Local News

Office Market Seeing Strong Recovery

San Diego Business Journal

San Diego’s office market is starting to show signs of a strong recovery to come after struggling through the COVID-19 pandemic.

Among the hopeful signs, the commercial real estate firm 
Newmark reported that investors “came roaring back in the second quarter after a year of diminished sales.”

Newmark reported that commercial real estate sales for the second quarter reached $1.2 billion, “the second highest quarterly volume in San Diego’s history and greater than the sales volume of the four preceding quarters combined.”

Among the hopeful signs cited by Newmark was that leasing activity has started to pick up in downtown San Diego despite a vacancy rate that rose to 23.4%.

Examples cited by Newmark incljuded ClickUp’s lease of two full floors at Diamond View tower totaling 36,556 square feet.

Adding to the optimistic outlook was the $420 million June acquisition of four downtown office buildings by Regent Properties.

“Downtown also continues to be a target for development, including owners looking to expand their footprints in the submarket,” Newmark reported.

Interest at Pre-COVID levels

In the suburban market, a pair of Sorrento Mesa office towers in late July sold for $146 million to Prime US REIT of Singapore. The buildings were 98% leased at the time of sale.

“We’re seeing increasing demand,” said Tim Olson, senior managing director and market lead of the commercial real estate brokerage JLL.

Olson said the number of companies taking tours of space that’s on the market has reached “levels that are greater than or on a par with pre-COVID levels.”

Record space demands from life science companies also is eating up general office space.

“That’s causing the displacement of certain office tenants as there are fewer options as office buildings are being converted,” Olson said. “The continued growth of big tech in San Diego also is having a positive impact on the overall office dynamic.”

Strong Finish

As companies work to bring workers back to the office, many are looking for top level space as an incentive.

“That all points to what we call a flight to quality.
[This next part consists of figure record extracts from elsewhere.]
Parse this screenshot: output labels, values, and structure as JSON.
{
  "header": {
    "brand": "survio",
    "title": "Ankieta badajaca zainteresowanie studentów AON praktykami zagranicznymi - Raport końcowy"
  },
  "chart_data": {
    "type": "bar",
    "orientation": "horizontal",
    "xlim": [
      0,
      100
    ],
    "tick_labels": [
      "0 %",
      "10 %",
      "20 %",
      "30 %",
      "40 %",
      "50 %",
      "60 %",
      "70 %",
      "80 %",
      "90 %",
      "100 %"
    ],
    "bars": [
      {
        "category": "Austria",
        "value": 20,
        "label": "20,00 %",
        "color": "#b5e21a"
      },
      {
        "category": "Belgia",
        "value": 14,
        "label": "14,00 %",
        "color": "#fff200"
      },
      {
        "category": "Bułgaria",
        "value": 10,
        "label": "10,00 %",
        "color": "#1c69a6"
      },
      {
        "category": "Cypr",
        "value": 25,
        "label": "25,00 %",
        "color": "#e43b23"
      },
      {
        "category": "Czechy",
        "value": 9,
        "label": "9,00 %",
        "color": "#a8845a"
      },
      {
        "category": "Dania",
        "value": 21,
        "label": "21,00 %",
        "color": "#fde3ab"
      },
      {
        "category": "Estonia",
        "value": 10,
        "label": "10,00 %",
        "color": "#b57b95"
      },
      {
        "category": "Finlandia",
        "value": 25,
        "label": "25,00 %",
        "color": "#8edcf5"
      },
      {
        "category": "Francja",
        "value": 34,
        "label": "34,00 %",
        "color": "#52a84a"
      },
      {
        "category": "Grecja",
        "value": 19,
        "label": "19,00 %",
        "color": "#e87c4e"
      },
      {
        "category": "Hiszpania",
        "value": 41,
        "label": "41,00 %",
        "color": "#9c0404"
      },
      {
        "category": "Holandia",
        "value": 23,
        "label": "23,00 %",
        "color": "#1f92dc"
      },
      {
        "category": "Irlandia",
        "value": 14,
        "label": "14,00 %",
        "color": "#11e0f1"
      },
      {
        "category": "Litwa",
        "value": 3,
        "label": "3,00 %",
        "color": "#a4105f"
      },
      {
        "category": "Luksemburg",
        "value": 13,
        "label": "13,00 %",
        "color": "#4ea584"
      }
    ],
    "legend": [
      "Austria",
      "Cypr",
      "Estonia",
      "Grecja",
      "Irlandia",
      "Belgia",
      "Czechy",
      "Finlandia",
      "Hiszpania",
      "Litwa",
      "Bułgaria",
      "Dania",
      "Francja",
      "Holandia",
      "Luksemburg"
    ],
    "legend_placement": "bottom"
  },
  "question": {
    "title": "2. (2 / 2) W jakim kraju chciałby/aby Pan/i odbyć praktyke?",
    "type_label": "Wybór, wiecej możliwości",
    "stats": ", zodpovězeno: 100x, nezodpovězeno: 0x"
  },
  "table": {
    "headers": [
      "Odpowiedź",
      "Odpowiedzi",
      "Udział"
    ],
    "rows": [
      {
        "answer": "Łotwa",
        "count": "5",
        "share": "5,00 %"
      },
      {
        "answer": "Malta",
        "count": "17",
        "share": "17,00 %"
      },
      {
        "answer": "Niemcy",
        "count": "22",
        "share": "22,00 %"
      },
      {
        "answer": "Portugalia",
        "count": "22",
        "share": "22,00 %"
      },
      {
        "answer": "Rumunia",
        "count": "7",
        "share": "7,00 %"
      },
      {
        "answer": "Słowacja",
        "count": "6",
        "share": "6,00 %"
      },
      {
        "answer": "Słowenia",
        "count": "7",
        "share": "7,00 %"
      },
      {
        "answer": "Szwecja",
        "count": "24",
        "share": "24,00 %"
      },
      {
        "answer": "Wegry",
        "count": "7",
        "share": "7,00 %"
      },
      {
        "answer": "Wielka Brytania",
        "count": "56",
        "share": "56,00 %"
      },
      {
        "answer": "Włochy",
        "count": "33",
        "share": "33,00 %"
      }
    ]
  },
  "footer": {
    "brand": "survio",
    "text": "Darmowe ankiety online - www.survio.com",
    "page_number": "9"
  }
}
They want to be in the nicest space,” Olson said. “We’re seeing a lot of leasing activity focused on the higher quality, Class A buildings.”

Olson predicted a strong end to the year for the office market.

“People are going to have a summer filled with travel and other things. When kids get back to school, we’re going to see a flurry of leasing activity,” Olson said. “You’re going to see a resurgence, back into the office. We’re experiencing that with our office as well.”

The commercial real estate brokerage Cushman & Wakefield projected that the demand for office space countywide would be “robust” at 5.6 million square feet over the next 24 months.

While many companies put their plans on hold during the COVID-19 pandemic, “a majority have reactivated their requirements or begun exploring the market,” Cushman & Wakefield reported. The firm reported that of the 3.6 million square feet of office space under construction,  28.4% was leased in advance of completion.